Whilst studies in the late 1980s reported that women with CF had reduced knowledge of sexual health and that few got married, it is pleasing to note that more recent studies show no differences between controls and CF patients in age of first intercourse, sexual health knowledge and the percentage in relationships which probably reflects the improved health of adolescence in both CF and the general population. This means that contraception and sexual health are important topics to be discussed for all young people visiting a health practitioner and what is recommended is guided by the general health of the individual. There is no contraindication to the use of cervical cancer vaccines in CF adolescents.

The fertility potential of both men and women with CF is reduced and there are implications for the offspring. Virtually all men with CF are infertile due to congenital bilateral absence of the vas deferens (CBAVD) and although the effects in women are less clear, difficulties arise due to the increased thickened secretions in the tubes, cervix and vagina, as well as reduced follicle numbers, ovulation defects and increased incidence of follicular cysts. It is important to check the partner with a full CF screen to determine the potential risks of passing CF onto the offspring.
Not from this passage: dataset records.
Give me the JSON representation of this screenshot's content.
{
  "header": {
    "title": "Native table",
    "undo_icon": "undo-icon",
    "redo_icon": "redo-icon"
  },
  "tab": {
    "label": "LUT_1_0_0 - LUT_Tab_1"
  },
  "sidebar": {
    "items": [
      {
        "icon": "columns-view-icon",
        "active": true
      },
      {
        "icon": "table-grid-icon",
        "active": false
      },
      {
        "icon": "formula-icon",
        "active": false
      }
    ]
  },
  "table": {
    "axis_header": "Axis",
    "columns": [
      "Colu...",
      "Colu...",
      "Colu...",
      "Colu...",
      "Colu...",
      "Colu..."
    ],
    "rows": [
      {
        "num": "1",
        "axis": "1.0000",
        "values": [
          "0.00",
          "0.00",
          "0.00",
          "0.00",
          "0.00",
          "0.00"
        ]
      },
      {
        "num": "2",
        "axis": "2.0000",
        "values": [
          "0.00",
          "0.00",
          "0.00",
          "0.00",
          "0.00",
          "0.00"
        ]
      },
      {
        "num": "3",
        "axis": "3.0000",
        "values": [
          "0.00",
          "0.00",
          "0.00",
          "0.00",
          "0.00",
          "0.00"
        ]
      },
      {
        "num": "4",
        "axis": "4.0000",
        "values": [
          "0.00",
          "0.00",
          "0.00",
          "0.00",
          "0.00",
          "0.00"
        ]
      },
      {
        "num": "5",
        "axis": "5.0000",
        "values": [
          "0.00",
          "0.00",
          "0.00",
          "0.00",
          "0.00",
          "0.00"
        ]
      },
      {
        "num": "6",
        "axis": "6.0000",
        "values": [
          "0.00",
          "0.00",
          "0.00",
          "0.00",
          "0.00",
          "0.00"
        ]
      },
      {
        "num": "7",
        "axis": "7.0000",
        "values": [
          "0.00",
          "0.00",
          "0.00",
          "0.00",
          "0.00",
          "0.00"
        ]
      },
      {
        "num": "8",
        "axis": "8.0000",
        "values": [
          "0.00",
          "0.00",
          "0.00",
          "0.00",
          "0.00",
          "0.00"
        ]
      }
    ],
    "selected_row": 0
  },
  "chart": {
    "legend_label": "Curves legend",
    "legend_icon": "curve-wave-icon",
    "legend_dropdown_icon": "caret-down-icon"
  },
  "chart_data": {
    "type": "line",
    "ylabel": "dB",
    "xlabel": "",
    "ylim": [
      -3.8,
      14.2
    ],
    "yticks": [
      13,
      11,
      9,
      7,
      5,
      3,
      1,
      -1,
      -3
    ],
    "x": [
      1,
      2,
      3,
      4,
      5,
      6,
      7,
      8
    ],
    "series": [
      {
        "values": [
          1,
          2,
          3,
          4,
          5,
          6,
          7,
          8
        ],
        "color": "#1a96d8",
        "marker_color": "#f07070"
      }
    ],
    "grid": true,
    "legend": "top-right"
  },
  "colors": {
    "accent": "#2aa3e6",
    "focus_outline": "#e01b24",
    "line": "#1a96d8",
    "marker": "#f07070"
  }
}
Equally important, the demands of pregnancy need to be considered prior to a pregnancy attempt to ensure safety for all involved. The first pregnancy was reported in 1960 but complications were very high. Careful planning with the respiratory team is therefore recommended with particular attention to cardiac and pulmonary lung function. Good lung function is the priority and maternal mortality and prematurity are associated with FVC <50% or if declining lung function is seen in the 6 months prior to pregnancy. If diabetes is present this will further complicate the pregnancy and its management. The nutritional aspects can be a challenge as an extra 300kcal/day to normal daily requirements are usually required and parenteral feeding may be necessary to meet these extra requirements.
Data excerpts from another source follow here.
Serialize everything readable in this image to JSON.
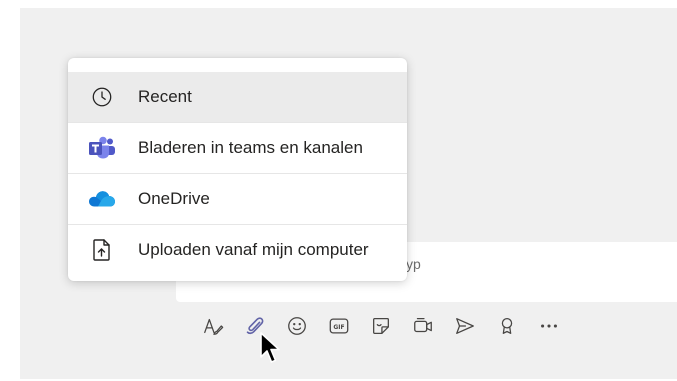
{
  "attach_menu": {
    "items": [
      {
        "label": "Recent",
        "icon": "clock-icon"
      },
      {
        "label": "Bladeren in teams en kanalen",
        "icon": "teams-icon"
      },
      {
        "label": "OneDrive",
        "icon": "onedrive-icon"
      },
      {
        "label": "Uploaden vanaf mijn computer",
        "icon": "upload-file-icon"
      }
    ],
    "selected_index": 0
  },
  "compose": {
    "placeholder_fragment": "yp"
  },
  "toolbar": {
    "buttons": [
      "format-icon",
      "attach-icon",
      "emoji-icon",
      "gif-icon",
      "sticker-icon",
      "meet-now-icon",
      "send-icon",
      "praise-icon",
      "more-options-icon"
    ],
    "active": "attach-icon"
  },
  "colors": {
    "accent": "#6264a7",
    "teams_purple": "#5059c9",
    "onedrive_blue": "#0f78d4",
    "icon_gray": "#484644",
    "selected_bg": "#ebebeb"
  }
}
A multidisciplinary approach prior and during the pregnancy and labour (including anaesthetists with experience in CF and high risk obstetrics) are essential and fertility management with the goal of a singleton pregnancy is the aim. Fertility management can range from simple measures to boost ovulation whilst being monitored to avoid a multiple pregnancy, intrauterine insemination to bypass the thick cervical mucous, through to IVF with a single embryo transfer and the use of preimplantation genetic diagnosis (PGD) to minimise the risk of CF in the offspring if this is appropriate after counselling and extensive consultation. The PGD process is a complex one and requires determining the exact genetic carrier status of the couple and developing a specific probe for this combination. Counselling is a required part of this process prior to proceeding and numerous embryos need to be developed and frozen whilst awaiting the PGD results. The aim is to transfer an appropriate single embryo to the uterus, thus bypassing the thick cervical mucous, and supporting any pregnancy that may result. The uterus is not a cave but a potential space and is prepared ready for embryo transfer at the appropriate time of the cycle. These embryos can also be used in a surrogacy situation if pregnancy is considered a contraindication for the mother with CF.
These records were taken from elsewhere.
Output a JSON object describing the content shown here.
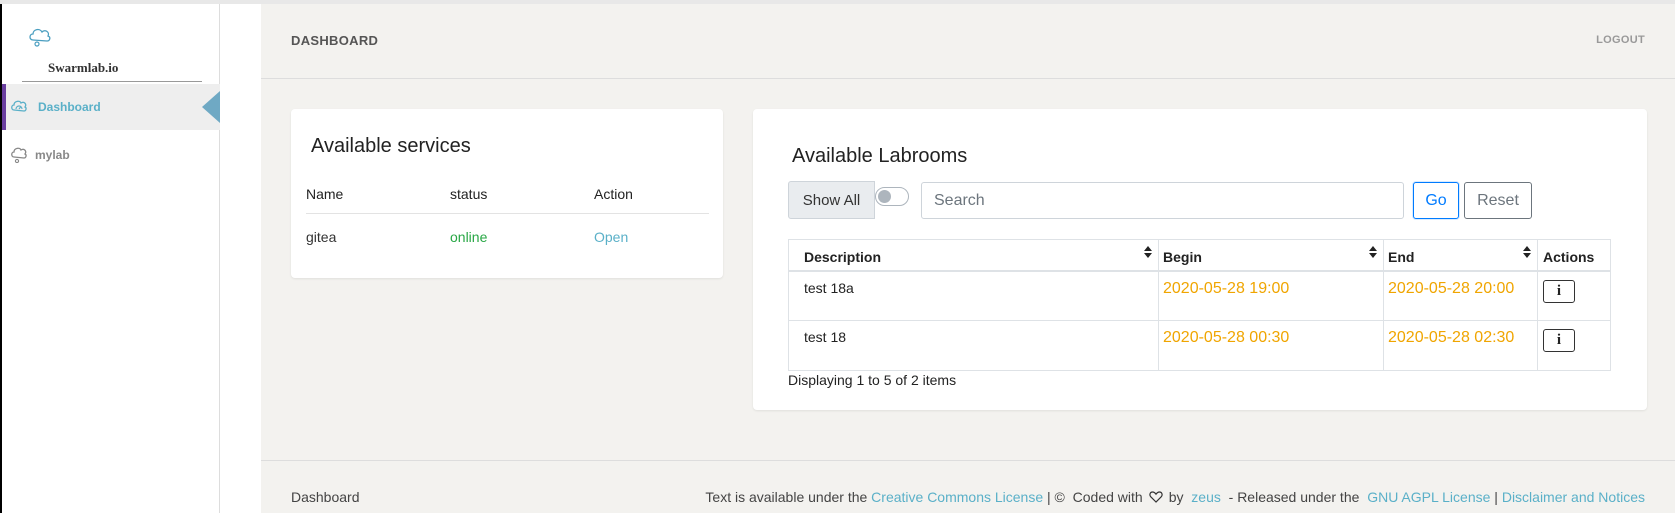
{
  "sidebar": {
    "brand": "Swarmlab.io",
    "items": [
      {
        "label": "Dashboard",
        "icon": "dashboard-icon",
        "active": true
      },
      {
        "label": "mylab",
        "icon": "cloud-icon",
        "active": false
      }
    ]
  },
  "header": {
    "title": "DASHBOARD",
    "logout": "LOGOUT"
  },
  "services": {
    "title": "Available services",
    "columns": [
      "Name",
      "status",
      "Action"
    ],
    "rows": [
      {
        "name": "gitea",
        "status": "online",
        "action": "Open"
      }
    ]
  },
  "labrooms": {
    "title": "Available Labrooms",
    "show_all": "Show All",
    "search_placeholder": "Search",
    "go": "Go",
    "reset": "Reset",
    "columns": [
      "Description",
      "Begin",
      "End",
      "Actions"
    ],
    "rows": [
      {
        "description": "test 18a",
        "begin": "2020-05-28 19:00",
        "end": "2020-05-28 20:00",
        "action": "i"
      },
      {
        "description": "test 18",
        "begin": "2020-05-28 00:30",
        "end": "2020-05-28 02:30",
        "action": "i"
      }
    ],
    "displaying": "Displaying 1 to 5 of 2 items"
  },
  "footer": {
    "left": "Dashboard",
    "text_prefix": "Text is available under the",
    "cc_link": "Creative Commons License",
    "sep1": "| ©",
    "coded_with": "Coded with",
    "by": "by",
    "author": "zeus",
    "released": "- Released under the",
    "license_link": "GNU AGPL License",
    "sep2": "|",
    "notices_link": "Disclaimer and Notices"
  },
  "colors": {
    "accent": "#5ab0c8",
    "active_bar": "#6a3fa0",
    "online": "#28a745",
    "date": "#f0a500",
    "primary": "#007bff"
  }
}
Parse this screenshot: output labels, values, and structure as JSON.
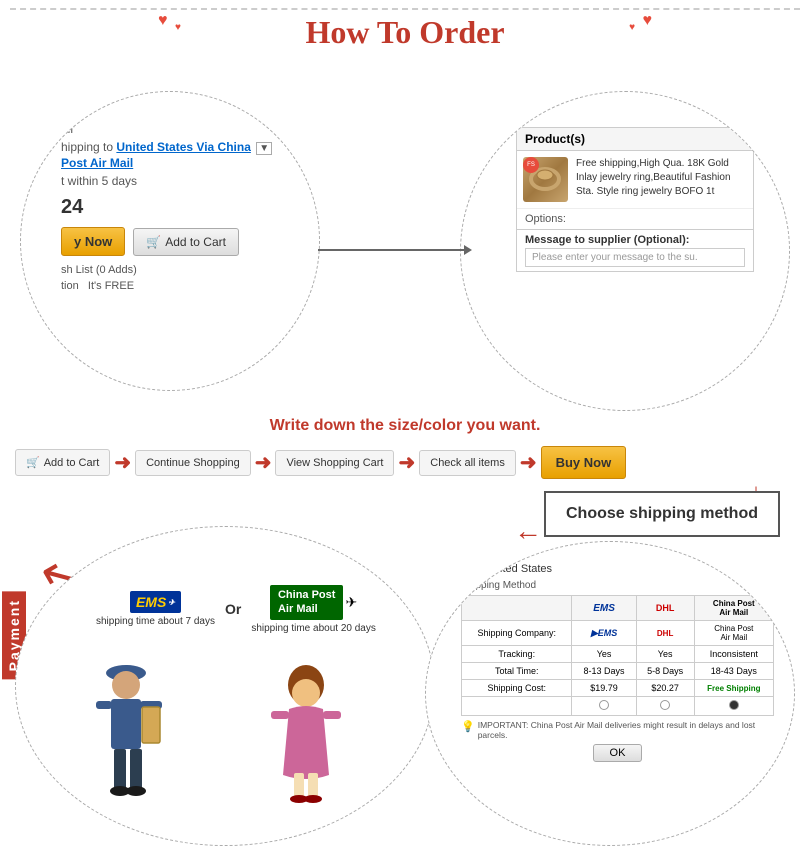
{
  "page": {
    "title": "How To Order",
    "top_note": "Write down the size/color you want."
  },
  "top_left_circle": {
    "shipping_to_label": "hipping to",
    "shipping_destination": "United States Via China",
    "post_air": "Post Air Mail",
    "delivery_time": "t within 5 days",
    "price": "24",
    "btn_buy_now": "y Now",
    "btn_add_cart": "Add to Cart",
    "wishlist": "sh List (0 Adds)",
    "protection_label": "tion",
    "protection_value": "It's FREE"
  },
  "top_right_circle": {
    "panel_header": "Product(s)",
    "product_description": "Free shipping,High Qua. 18K Gold Inlay jewelry ring,Beautiful Fashion Sta. Style ring jewelry BOFO 1t",
    "options_label": "Options:",
    "message_label": "Message to supplier (Optional):",
    "message_placeholder": "Please enter your message to the su."
  },
  "step_flow": {
    "step1": "Add to Cart",
    "step2": "Continue Shopping",
    "step3": "View Shopping Cart",
    "step4": "Check all items",
    "step5": "Buy Now"
  },
  "shipping_method_box": {
    "text": "Choose shipping method"
  },
  "bottom_left_circle": {
    "payment_label": "Payment",
    "ems_label": "EMS",
    "or_text": "Or",
    "china_post_label": "China Post Air Mail",
    "ems_time": "shipping time about 7 days",
    "china_post_time": "shipping time about 20 days"
  },
  "bottom_right_circle": {
    "country": "United States",
    "shipping_method_label": "Shipping Method",
    "table": {
      "headers": [
        "",
        "EMS",
        "DHL",
        "China Post Air Mail"
      ],
      "rows": [
        [
          "Shipping Company:",
          "EMS",
          "DHL",
          "China Post Air Mail"
        ],
        [
          "Tracking:",
          "Yes",
          "Yes",
          "Inconsistent"
        ],
        [
          "Total Time:",
          "8-13 Days",
          "5-8 Days",
          "18-43 Days"
        ],
        [
          "Shipping Cost:",
          "$19.79",
          "$20.27",
          "Free Shipping"
        ]
      ]
    },
    "important_note": "IMPORTANT: China Post Air Mail deliveries might result in delays and lost parcels.",
    "ok_btn": "OK"
  },
  "arrows": {
    "right": "→",
    "left": "←",
    "down": "↓"
  }
}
If it is the male partner who has CF, sperm can be obtained for a pregnancy attempt. This is usually via the surgical collection of sperm from the testes itself under local anaesthetic cover. The sperm can then be injected into the partner’s oocyte (egg) to form an embryo in a process known as intracytoplasmic sperm injection (ICSI) and the embryo transferred to the uterus after developing to the blastocyst stage. PGD is also a tool that can be equally employed under these circumstances.

So it is good to be aware of your individual circumstances and discuss it with your team. Planning for pregnancy is important with full discussion with all of your team. Be advised as to what is safe for you and what is not or what measures can be undertaken to improve your health prior to attempting pregnancy. Genetic health of the offspring should be considered and the fertility team is here to help should their services be required.